Allen Barra is making sense about Alex Rodriguez:
Let's consider it from a historical perspective. Mickey Mantle is the demi-God of Yankees postseason play (though, of course, Mickey's postseason games were all World Series because the playoffs didn't start until 1969, the year after he retired). Mantle played in 65 postseason games, 10 fewer than A-Rod, and batted 230 times, 16 more. His BA was .257, six points lower than A-Rod's. Mickey hit a World-Series-record 18 home runs, five more than Rodriguez's postseason total, but actually had one fewer RBI, 40 to 41. But Mantle was surrounded by much better hitters, most notably Yogi Berra, and pitchers, like Whitey Ford, so nobody noticed when Mantle didn't come through because somebody else on the Yankees usually did.
[snip]
[W]hat has Rodriguez accomplished since 2004? He has been an All-Star in seven of nine seasons, won two MVP awards, and hit 302 home runs.
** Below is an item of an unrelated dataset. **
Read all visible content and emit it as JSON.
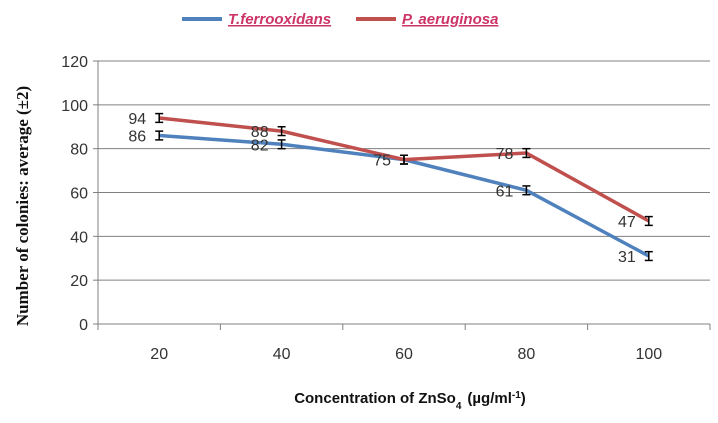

He was arguably the league's MVP in 2009, when he missed 38 games but led the Yankees to the 2009 AL pennant and their only World Series win since 2000. Take him away, and the Yankees entire postseason history is a 12-year record of frustration and failure.
Read the whole thing.
If you polled mainstream sportswriters on the question of who's had the better career, Alex Rodriguez or Ichiro Suzuki, would Rodriguez get 10 percent of the vote?